Assets are named spaced. For exemple:

app1:

  • Can be reached from app1.mydomain.com
  • assets url is cdn.mydomain.com/assets/app1
  • cloudfront orgin app1.mydomain.com
  • cache behavior /assets/app1/* to origin app1.mydomain.com

When Cloudfront doesn't have the assets in cache, it downloads it from the right origin.

Actually we're making a new origin and cache behavior on the same distribution each time we add a new app.

We're trying to simplify that process so Cloudfront can be able to get the assets from the right origin without having to specify it. And this will resolve the problem if we hit the limit of the number of origin in one distribution.

How can we do this and is it possible?

We're thinking of making an origin of mydomain.com with a cache configure to forward the host header but we're not sure that this will do the trick.


Solution

  • Origins are tied to Cache Behaviors, which are tied to path patterns. You can't really do what you're thinking about doing.

    I would suggest that you should create a distribution for each app and each subdomain. It's very easy to script this using aws-cli, since once you have one set up the way you like it, you can use its configuration output as a template to make more, with minimal changes. (I use a Perl script to build the final JSON to create each distribution, with minimal inputs like alternate domain name and certificate ARN and pipe its output into aws-cli.)

    I believe this is the right approach, because:

    • CloudFront cannot select the origin based on the Host header. Only the path pattern is used to select the origin.
    • Lambda@Edge can rewrite the path and can inspect the Host header, but it cannot rewrite the path before the matching is done that selects the Cache Behavior (and thus the origin). You cannot use Lambda@Edge to cause CloudFront to switch or select origins, unless you generatre browser redirects, which you probably don't want to do, for performance reasons. I've submitted a feature request to allow a Lambda trigger to signal CloudFront that it should return to the beginning of processing and re-evaluate the path, but I don't know if it is being considered as a future feature -- AWS tends to keep their plans for future functionality close to the vest, and understandably so.
    • you don't gain any efficiency or cost savings by combining your sites in a single distribution, since the resources are different
    • if you decide to whitelist the Host header, that means CloudFront will cache responses, separately, based on the Host header, the same as it would do if you had created multiple distributions. Even if the path is identical, it will still cache separate responses if the Host header differs, as it must to ensure sensible behavior
    • the default limit for distributions is 200, while the limit for origins and cache behaviors is 25. Both can be raised by request, but the number of distributions they can give you is unlimited, while the other resources are finite because they increase the workload on the system for each request and would eventually have a negative performance impact
    • separate distributions gives you separate logs and reports
    • provisioning errors have a smaller blast radius when each app has its own distribution

    You can also go into Amazon Certificate Manager and a wildcard certificate for * *.cdn.example.com. Then use e.g. app1.cdn.example.com as the alternate domain name for the app1 distribution and attach the wildcard cert. Then reuse the same cert on the app2.cdn.app.com distribution, etc.

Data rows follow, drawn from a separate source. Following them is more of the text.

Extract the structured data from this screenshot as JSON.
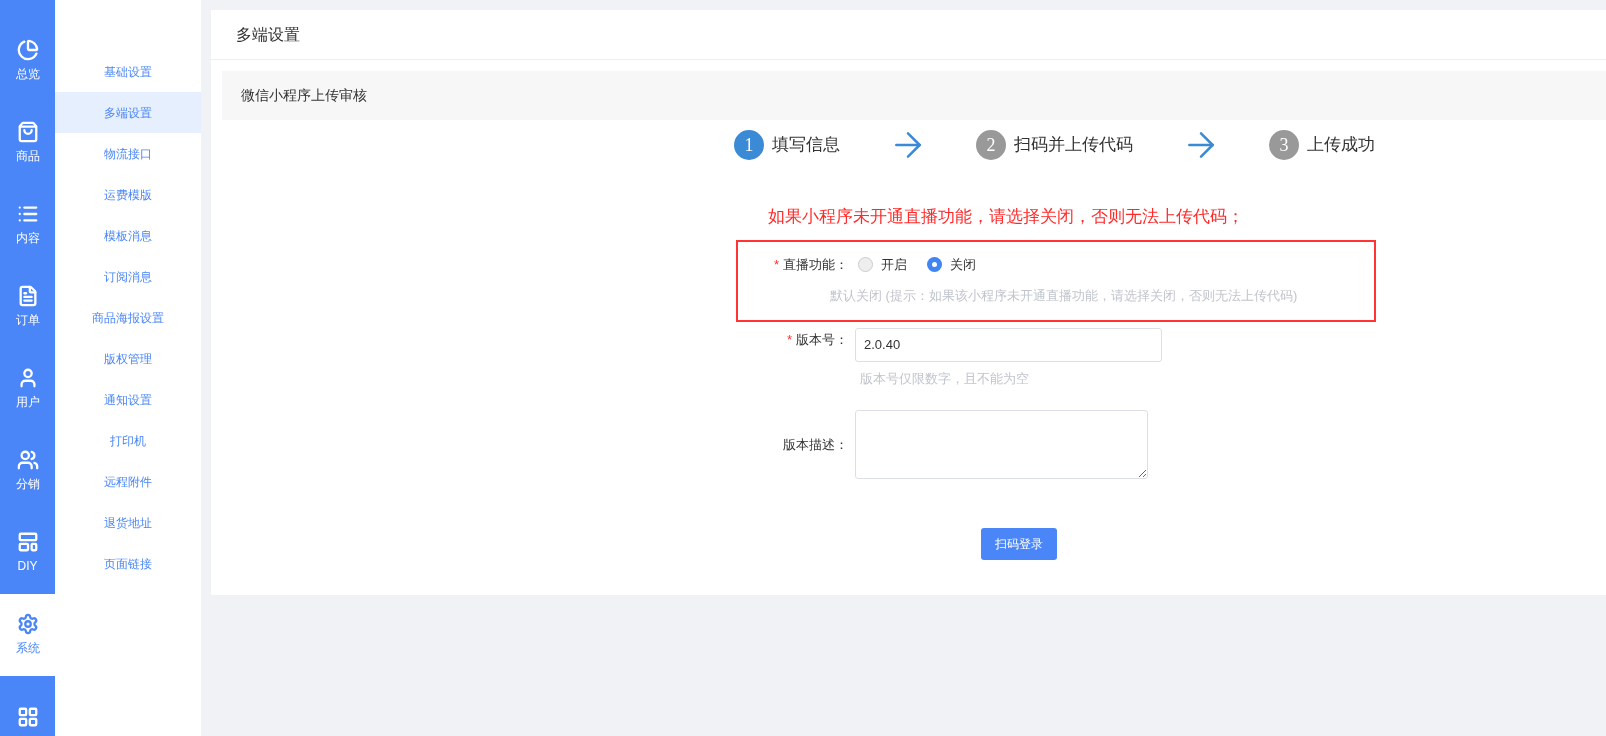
{
  "nav_rail": [
    {
      "label": "总览",
      "selected": false
    },
    {
      "label": "商品",
      "selected": false
    },
    {
      "label": "内容",
      "selected": false
    },
    {
      "label": "订单",
      "selected": false
    },
    {
      "label": "用户",
      "selected": false
    },
    {
      "label": "分销",
      "selected": false
    },
    {
      "label": "DIY",
      "selected": false
    },
    {
      "label": "系统",
      "selected": true
    },
    {
      "selected": false
    }
  ],
  "submenu": [
    {
      "label": "基础设置",
      "selected": false
    },
    {
      "label": "多端设置",
      "selected": true
    },
    {
      "label": "物流接口",
      "selected": false
    },
    {
      "label": "运费模版",
      "selected": false
    },
    {
      "label": "模板消息",
      "selected": false
    },
    {
      "label": "订阅消息",
      "selected": false
    },
    {
      "label": "商品海报设置",
      "selected": false
    },
    {
      "label": "版权管理",
      "selected": false
    },
    {
      "label": "通知设置",
      "selected": false
    },
    {
      "label": "打印机",
      "selected": false
    },
    {
      "label": "远程附件",
      "selected": false
    },
    {
      "label": "退货地址",
      "selected": false
    },
    {
      "label": "页面链接",
      "selected": false
    }
  ],
  "page_title": "多端设置",
  "section_title": "微信小程序上传审核",
  "steps": [
    {
      "number": "1",
      "label": "填写信息",
      "selected": true
    },
    {
      "number": "2",
      "label": "扫码并上传代码",
      "selected": false
    },
    {
      "number": "3",
      "label": "上传成功",
      "selected": false
    }
  ],
  "warning": "如果小程序未开通直播功能，请选择关闭，否则无法上传代码；",
  "live_field": {
    "label": "直播功能：",
    "required_mark": "*",
    "options": [
      {
        "label": "开启",
        "selected": false
      },
      {
        "label": "关闭",
        "selected": true
      }
    ],
    "hint": "默认关闭 (提示：如果该小程序未开通直播功能，请选择关闭，否则无法上传代码)"
  },
  "version_field": {
    "label": "版本号：",
    "required_mark": "*",
    "value": "2.0.40",
    "hint": "版本号仅限数字，且不能为空"
  },
  "description_field": {
    "label": "版本描述："
  },
  "submit_button": "扫码登录"
}
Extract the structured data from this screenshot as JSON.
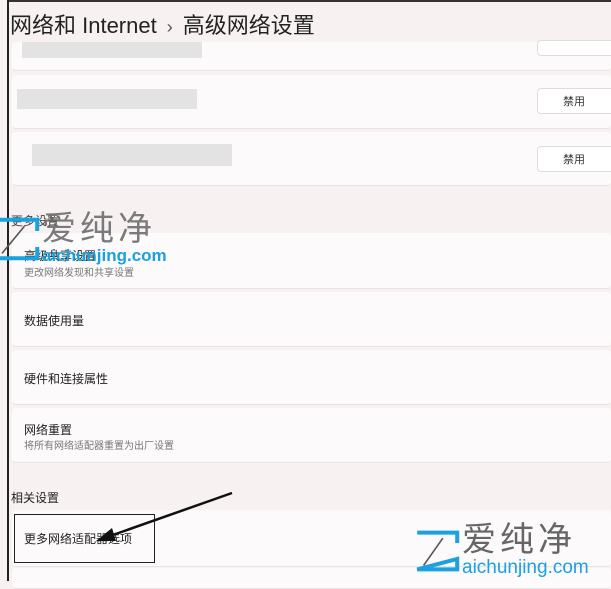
{
  "breadcrumb": {
    "parent": "网络和 Internet",
    "separator": "›",
    "current": "高级网络设置"
  },
  "adapters": [
    {
      "button": "禁用"
    },
    {
      "button": "禁用"
    }
  ],
  "more_settings": {
    "header": "更多设置",
    "items": [
      {
        "label": "高级共享设置",
        "sub": "更改网络发现和共享设置"
      },
      {
        "label": "数据使用量"
      },
      {
        "label": "硬件和连接属性"
      },
      {
        "label": "网络重置",
        "sub": "将所有网络适配器重置为出厂设置"
      }
    ]
  },
  "related": {
    "header": "相关设置",
    "items": [
      {
        "label": "更多网络适配器选项"
      }
    ]
  },
  "watermark": {
    "cn": "爱纯净",
    "en": "aichunjing.com"
  }
}
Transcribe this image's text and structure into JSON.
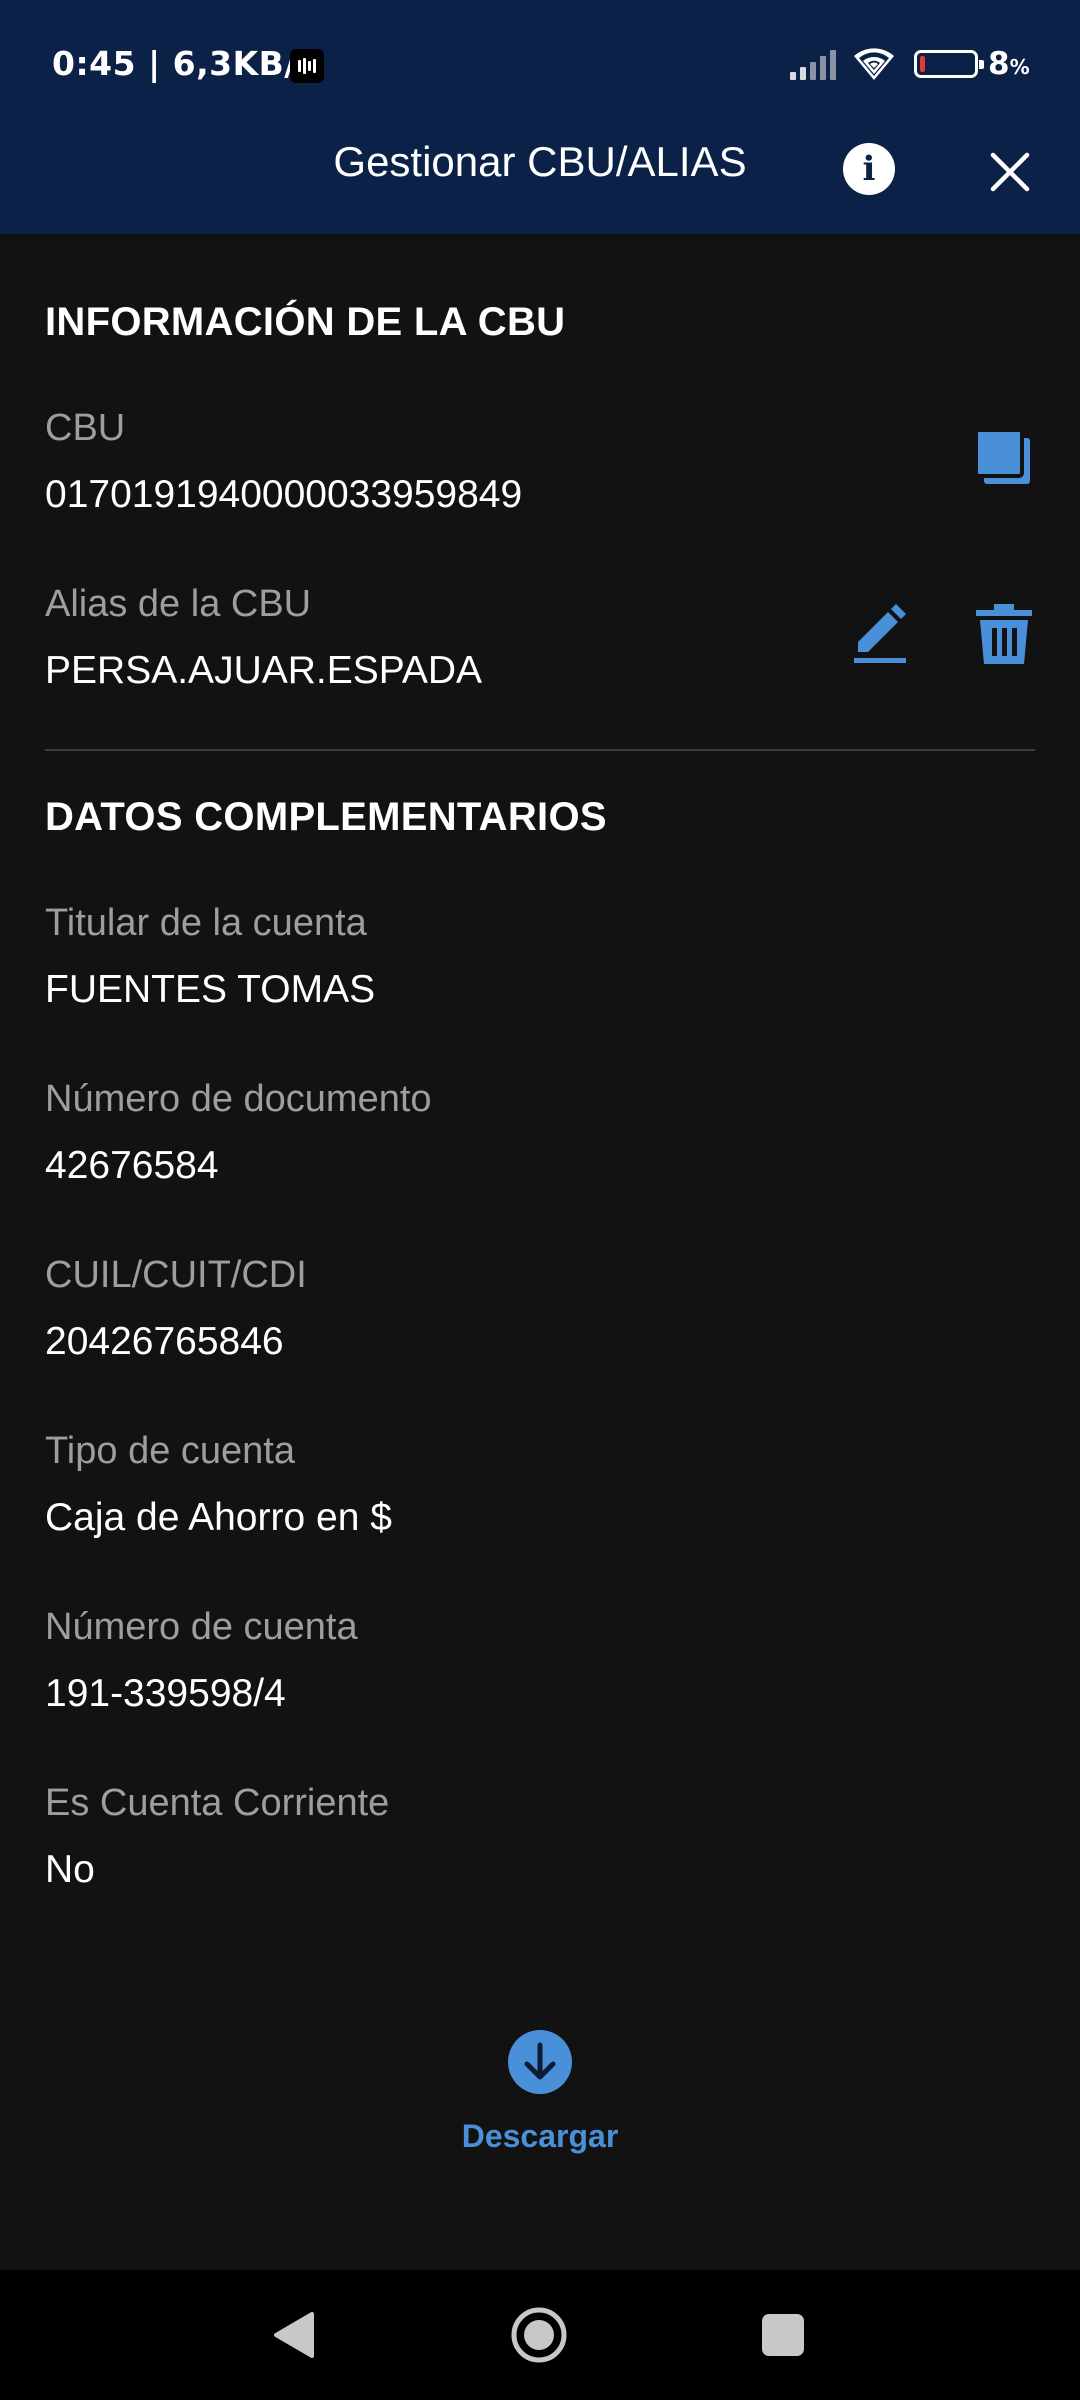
{
  "status_bar": {
    "time_speed": "0:45 | 6,3KB/s",
    "battery_percent": "8",
    "battery_unit": "%",
    "battery_level": 0.08,
    "battery_color": "#e53935"
  },
  "header": {
    "title": "Gestionar CBU/ALIAS",
    "info_icon": "info-icon",
    "close_icon": "close-icon",
    "background": "#0b2148"
  },
  "cbu_section": {
    "title": "INFORMACIÓN DE LA CBU",
    "cbu_label": "CBU",
    "cbu_value": "0170191940000033959849",
    "copy_icon": "copy-icon",
    "alias_label": "Alias de la CBU",
    "alias_value": "PERSA.AJUAR.ESPADA",
    "edit_icon": "edit-pencil-icon",
    "delete_icon": "trash-icon"
  },
  "complementary": {
    "title": "DATOS COMPLEMENTARIOS",
    "fields": [
      {
        "label": "Titular de la cuenta",
        "value": "FUENTES TOMAS"
      },
      {
        "label": "Número de documento",
        "value": "42676584"
      },
      {
        "label": "CUIL/CUIT/CDI",
        "value": "20426765846"
      },
      {
        "label": "Tipo de cuenta",
        "value": "Caja de Ahorro en $"
      },
      {
        "label": "Número de cuenta",
        "value": "191-339598/4"
      },
      {
        "label": "Es Cuenta Corriente",
        "value": "No"
      }
    ]
  },
  "download": {
    "label": "Descargar",
    "icon": "download-arrow-icon",
    "accent": "#4a90d9"
  },
  "nav_bar": {
    "back_icon": "back-triangle-icon",
    "home_icon": "home-circle-icon",
    "recent_icon": "recent-apps-square-icon"
  }
}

    Note that you also have an easy migration strategy from your current solution: You can create a single distribution with *.cdn.example.com as its alternate domain name. Code the apps to use their own unique-name-here.cdn.example.com. Point all the DNS records here. Later, when you create a distribution with a specific alternate domain name foo.cdn.example.com, CloudFront will automatically stop routing those requests to the wildcard distribution and start routing them to the one with the specific domain. You will need to change the DNS entry... but CloudFront will actually handle the requests correctly, routing them to the newly-created distribution, before you change the DNS, because it has some internal magic that will match the non-wildcard hostname to the correct distribution regardless of whether the browser connects to the new endpoint or the old... so the migration event should pretty much be a non-event.

    I'd suggest the wildcard strategy is a good one, anyway, so that your apps are each connecting to a specific endpoint hostname, allowing you much more flexibility in the future.